Lake in Sjödalen, Huddinge municipality, Sweden

Trehörningen (Swedish: "The Triangle") is a small lake located in the municipality Huddinge in southern Stockholm, Sweden. As part of the Tyresån Lake System, Trehörningen receives water from Lake Gömmaren and supplies water to Lake Ågesta.

== History ==
The area surrounding Trehörningen, Orlången and Ågestasjön, is a fine example of a historical landscape evolving from a prehistoric settlement into a traditional agricultural village discontinued in the 19th century, encompassing structures from all interjacent eras. It is one of the few areas in Stockholm which escaped the creation of the widespread 20th century suburbs around the historical city of Stockholm, and, consequently, the area is considered as having cultural and historical values of national interest. The landscape include open cultivated and grazed fields next to steep rocks, pine and deciduous forests. Several grave fields, hillforts, and other archaeological structures, reflects the area was connected to the Baltic Sea in prehistoric times. During medieval times, the area contained the only farmstead exempt from land dues (i.e. owned by a member of the Swedish nobility) in Huddinge. In the area traces from the Stone Age and some cairns from the Bronze Age have been found, and parts of the present road network is left unaltered for thousands of years.

== Catchment area ==
Three-fourths of the catchment area is used for settlements, including the commercial centre of Huddinge (Huddinge Centrum) and half a dozen residential neighbourhoods. Nevertheless, the shores of the lakes are of significant recreational importance as they border the Orlången Nature Reserve and contain several cliffs popular for bathing and angling. Both major inflows, Fullerstaån and Solfagradiket, are guided through culverts under neighbouring settlements, but reaches the lake through open ditches. Today, motor-driven boats are not permitted on the lake and restrictions are imposed on angling.

=== Environmental influence ===
The lake used to receive waste water from both settlements and other neighbouring operations 1951–1971, but the inflow is today reduced to stormwater - the old usage still echoing in oxygen depletion and phosphorus release at the lake bottom, and algae bloom and limited water transparency. To restrict future influence to a minimum, reduction in incoming flows are given priority rather than any actions to the lake itself. The lake was dredged in 1975 and 1976, the product of which was pumped over to the lake's western bay where embankments prevent it from pouring back into the lake. Additionally, reed beds were removed and other measures were taken to clean the lake. Vegetation has been cleared annually since.

== Flora and fauna ==
As a locale for birds, the lake was significantly deteriorated by the mid-1970s dredging which caused a colony of black-headed gull to disappear. Today, the lake has a regular presence of mallard, Eurasian coot, great crested grebe, common goldeneye; regular visits of common gull, heron, common merganser, osprey, marsh warbler, great reed-warbler, and grasshopper warbler; and some uncommon guests such as common kingfisher and black-throated diver; the lake itself thus still being of ornithological interest, while the forests surrounding the lake attracts long-tailed tit and lesser spotted woodpecker.

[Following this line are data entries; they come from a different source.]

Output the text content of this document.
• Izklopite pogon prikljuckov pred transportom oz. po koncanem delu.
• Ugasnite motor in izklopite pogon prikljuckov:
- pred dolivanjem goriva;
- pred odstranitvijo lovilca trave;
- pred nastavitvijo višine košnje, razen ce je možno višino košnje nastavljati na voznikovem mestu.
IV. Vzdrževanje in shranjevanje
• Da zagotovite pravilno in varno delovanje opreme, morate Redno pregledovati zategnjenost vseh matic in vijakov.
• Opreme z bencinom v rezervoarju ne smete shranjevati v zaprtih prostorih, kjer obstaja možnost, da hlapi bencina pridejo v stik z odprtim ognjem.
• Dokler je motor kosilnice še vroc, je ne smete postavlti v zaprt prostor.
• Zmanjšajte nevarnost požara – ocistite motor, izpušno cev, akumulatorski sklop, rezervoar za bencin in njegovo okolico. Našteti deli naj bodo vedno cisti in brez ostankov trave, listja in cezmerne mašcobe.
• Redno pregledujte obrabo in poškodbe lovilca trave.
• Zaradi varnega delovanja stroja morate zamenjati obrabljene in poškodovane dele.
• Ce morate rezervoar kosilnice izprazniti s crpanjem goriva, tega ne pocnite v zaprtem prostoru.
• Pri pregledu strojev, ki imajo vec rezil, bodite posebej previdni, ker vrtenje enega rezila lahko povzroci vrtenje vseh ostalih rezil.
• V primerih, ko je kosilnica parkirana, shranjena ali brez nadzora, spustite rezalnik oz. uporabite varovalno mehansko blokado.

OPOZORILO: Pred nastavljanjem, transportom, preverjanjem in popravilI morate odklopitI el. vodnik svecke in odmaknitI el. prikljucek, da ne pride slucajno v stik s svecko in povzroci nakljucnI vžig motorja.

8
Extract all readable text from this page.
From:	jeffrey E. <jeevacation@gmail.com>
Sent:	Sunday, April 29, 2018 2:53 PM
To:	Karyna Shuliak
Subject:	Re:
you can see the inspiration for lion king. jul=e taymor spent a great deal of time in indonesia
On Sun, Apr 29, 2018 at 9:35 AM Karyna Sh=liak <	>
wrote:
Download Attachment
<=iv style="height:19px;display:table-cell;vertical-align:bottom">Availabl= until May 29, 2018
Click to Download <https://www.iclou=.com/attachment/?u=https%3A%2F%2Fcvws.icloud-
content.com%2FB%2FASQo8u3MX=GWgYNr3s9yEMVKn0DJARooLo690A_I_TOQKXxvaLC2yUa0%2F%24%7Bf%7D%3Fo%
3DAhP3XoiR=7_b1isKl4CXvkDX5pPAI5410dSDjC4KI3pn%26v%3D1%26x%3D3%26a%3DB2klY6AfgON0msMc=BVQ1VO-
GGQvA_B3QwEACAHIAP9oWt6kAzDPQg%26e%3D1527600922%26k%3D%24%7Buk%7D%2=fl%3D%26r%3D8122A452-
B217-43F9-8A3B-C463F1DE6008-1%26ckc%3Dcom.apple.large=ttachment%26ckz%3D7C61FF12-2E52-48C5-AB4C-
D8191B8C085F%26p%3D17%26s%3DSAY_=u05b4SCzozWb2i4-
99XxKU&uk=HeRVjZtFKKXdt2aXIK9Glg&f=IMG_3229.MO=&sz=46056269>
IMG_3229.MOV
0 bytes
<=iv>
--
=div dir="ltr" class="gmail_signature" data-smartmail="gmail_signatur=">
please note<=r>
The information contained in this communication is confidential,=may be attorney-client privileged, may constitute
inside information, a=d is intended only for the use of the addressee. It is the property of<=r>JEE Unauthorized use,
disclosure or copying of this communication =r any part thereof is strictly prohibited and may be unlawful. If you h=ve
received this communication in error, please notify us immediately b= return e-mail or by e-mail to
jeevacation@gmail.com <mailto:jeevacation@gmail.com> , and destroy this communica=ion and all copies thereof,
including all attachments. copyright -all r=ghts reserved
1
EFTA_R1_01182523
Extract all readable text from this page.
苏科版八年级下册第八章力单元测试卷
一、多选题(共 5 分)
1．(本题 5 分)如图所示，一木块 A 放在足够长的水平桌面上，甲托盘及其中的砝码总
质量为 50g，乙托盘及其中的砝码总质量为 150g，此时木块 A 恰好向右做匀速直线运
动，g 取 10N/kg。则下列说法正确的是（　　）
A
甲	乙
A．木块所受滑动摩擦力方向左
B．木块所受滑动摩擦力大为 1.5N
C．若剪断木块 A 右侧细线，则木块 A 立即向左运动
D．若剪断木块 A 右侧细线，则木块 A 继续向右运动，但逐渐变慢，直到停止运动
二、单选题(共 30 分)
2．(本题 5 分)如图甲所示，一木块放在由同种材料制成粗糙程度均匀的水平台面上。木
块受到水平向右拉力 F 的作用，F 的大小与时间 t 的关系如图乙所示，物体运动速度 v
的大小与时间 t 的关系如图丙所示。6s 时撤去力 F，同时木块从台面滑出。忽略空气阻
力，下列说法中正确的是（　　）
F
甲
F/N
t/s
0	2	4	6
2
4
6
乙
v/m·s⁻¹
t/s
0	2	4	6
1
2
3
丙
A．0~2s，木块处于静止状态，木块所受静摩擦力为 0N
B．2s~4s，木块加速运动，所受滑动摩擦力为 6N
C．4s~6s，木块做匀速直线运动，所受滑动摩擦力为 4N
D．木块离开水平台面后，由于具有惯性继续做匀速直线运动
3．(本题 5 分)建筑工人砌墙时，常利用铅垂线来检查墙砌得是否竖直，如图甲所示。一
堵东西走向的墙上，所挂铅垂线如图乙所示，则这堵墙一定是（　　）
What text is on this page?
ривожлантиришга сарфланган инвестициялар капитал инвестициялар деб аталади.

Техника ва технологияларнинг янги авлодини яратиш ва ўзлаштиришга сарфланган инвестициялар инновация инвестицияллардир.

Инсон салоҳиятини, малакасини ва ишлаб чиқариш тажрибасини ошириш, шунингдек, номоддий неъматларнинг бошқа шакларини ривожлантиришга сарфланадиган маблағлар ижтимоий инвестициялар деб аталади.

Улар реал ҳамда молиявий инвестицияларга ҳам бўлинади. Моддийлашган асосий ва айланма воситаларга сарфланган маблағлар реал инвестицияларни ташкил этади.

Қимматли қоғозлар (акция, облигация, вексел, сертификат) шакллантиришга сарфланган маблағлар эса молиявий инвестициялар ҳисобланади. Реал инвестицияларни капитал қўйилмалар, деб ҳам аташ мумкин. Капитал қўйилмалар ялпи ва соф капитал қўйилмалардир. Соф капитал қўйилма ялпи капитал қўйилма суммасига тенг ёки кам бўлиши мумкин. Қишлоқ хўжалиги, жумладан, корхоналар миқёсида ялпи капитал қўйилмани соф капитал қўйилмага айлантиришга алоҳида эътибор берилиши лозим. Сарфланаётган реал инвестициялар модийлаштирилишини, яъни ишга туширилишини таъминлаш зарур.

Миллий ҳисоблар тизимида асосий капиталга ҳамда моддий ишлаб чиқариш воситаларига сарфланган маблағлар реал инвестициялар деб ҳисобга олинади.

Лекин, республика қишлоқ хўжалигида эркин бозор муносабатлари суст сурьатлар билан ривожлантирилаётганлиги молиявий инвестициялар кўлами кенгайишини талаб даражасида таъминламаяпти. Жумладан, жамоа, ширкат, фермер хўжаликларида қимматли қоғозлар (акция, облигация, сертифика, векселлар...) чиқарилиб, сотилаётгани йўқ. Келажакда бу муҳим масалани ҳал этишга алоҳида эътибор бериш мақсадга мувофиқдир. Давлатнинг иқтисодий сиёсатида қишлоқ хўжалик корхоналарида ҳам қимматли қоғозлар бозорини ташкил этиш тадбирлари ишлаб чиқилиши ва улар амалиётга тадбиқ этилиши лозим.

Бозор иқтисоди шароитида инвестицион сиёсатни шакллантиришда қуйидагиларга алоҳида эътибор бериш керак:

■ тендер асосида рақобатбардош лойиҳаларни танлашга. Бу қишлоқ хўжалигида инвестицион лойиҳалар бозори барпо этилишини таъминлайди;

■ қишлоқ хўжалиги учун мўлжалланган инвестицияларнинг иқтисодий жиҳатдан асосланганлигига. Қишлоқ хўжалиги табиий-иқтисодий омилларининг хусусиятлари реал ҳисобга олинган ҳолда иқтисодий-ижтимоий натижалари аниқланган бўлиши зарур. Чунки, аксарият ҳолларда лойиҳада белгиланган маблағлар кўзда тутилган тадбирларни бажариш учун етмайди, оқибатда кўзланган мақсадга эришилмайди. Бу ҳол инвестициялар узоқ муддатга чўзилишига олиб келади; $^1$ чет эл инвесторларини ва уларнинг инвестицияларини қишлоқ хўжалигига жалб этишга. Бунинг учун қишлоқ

Aquatic plants, in addition to reed and club-rush, includes several species of duckweed and chickenwort. Along the shore are some 30 species of trees and plants, including alder, birch, aspen, spruce, sedges, loosestrife, forget-me-nots, cinquefoils, and water-pepper.

The common frog and common toad have been observed by the lake, as have bats such as the northern bat and Daubenton's bat. No observations of dragonflies had been reported until July 2014, when two American visitors saw a small red dragonfly and a large black dragonfly.